Posted on 03 February 2016

As athletes, how often do we hear the same old adage, “sport is 90% mental.” I wonder who came up with this statement as its difficult to clearly measure mental vs. physical percentages with respect to a race? For athletes who compete in the longer endurance races, thereis always a requirement of significant mental strength to get to the finish line. As I outlined in Stronger Than Iron the average mental vs. physical survey results from the 8 finishers of the Triple DECA Ironman in 2013, was 60% mental and 40% physical.

We tend to spend money on new equipment, technical training and in many cases forget about the benefits of “free” mental training. Performance results may come faster by implementing a regular mental or mindfulness training session into the overall plan. However, without consistency in both components, just like everything else in life, results with suffer (mental and physical training).

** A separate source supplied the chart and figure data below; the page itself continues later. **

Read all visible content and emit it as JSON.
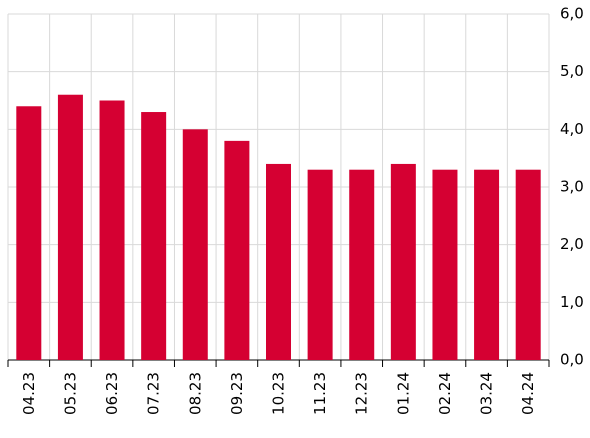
{
  "chart_data": {
    "type": "bar",
    "categories": [
      "04.23",
      "05.23",
      "06.23",
      "07.23",
      "08.23",
      "09.23",
      "10.23",
      "11.23",
      "12.23",
      "01.24",
      "02.24",
      "03.24",
      "04.24"
    ],
    "values": [
      4.4,
      4.6,
      4.5,
      4.3,
      4.0,
      3.8,
      3.4,
      3.3,
      3.3,
      3.4,
      3.3,
      3.3,
      3.3
    ],
    "color": "#d50032",
    "ylim": [
      0,
      6
    ],
    "yticks": [
      {
        "value": 0,
        "label": "0,0"
      },
      {
        "value": 1,
        "label": "1,0"
      },
      {
        "value": 2,
        "label": "2,0"
      },
      {
        "value": 3,
        "label": "3,0"
      },
      {
        "value": 4,
        "label": "4,0"
      },
      {
        "value": 5,
        "label": "5,0"
      },
      {
        "value": 6,
        "label": "6,0"
      }
    ],
    "grid": true,
    "y_axis_side": "right"
  }
}
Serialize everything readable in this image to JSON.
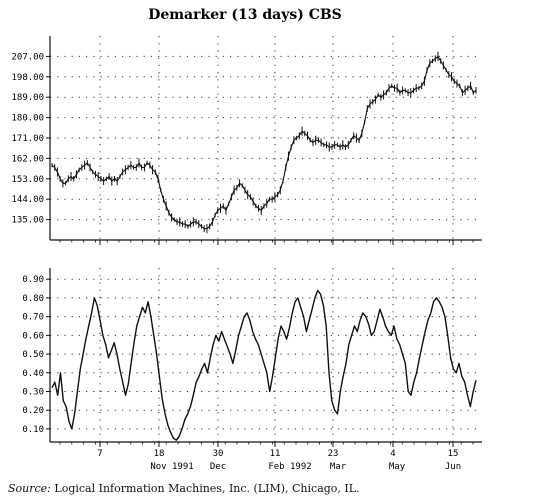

Racing any type of ultra-endurance event – ultra triathlons, ultra-marathons, ultra cycling events and multi day races require the following in almost every race:

1. Making good decisions
2. Solving problems
3. Maintaining perspective and focus

If one of these items is not in alignment, then a stress response will increase along with anxiety and it will have an impact on the race performance. There is now research that ( indicates the benefits of mindfulness and resulting lowering resting cortisol levels.

One strategy to consider is a test for 30 days of consistent mindfulness practice every morning for 10-20 minutes. There are plenty of resources available on the process of staying in the present and focusing on breath. My recommendation for Type A obsessive-compulsive athletes is to download the Headspace app for free for 10 days to kick-start the habit of daily mindfulness. Personally, I have found it to be a great tool and easy to get started with mindfulness.

Personal 30 days Test – January 2016 (10 minutes a day) of Mindfulness resulted in 3 immediate benefits:

1. Clearly it helped me get through very hard bike intervals by keeping the mind on the present.
2. I noticed during the bike intervals that the lactic acid and pain of just getting air into the lungs was more manageable to hold each one because the mind stopped wandering. Power ranges increased each week – this is adaptation to physical conditioning as well.
3. Helped with my internal subconscious message during training sessions and non-training time. My message is: PISC – Patience, Improvise, Stamina, and Curiosity. When I focus on these words – these are race specific for my goal race of the 4,400 mile Trans Am Bike Race and actually provided a calming and most importantly it lowered stress by continuously checking in and being present.

It’s still an emerging field of the actual benefits of consistent mindfulness practice and physical performance. There is no downside to staying in the present more often in all aspects of life and will make the mind more resilient especially under times of increase stress which we all know will happened during race day.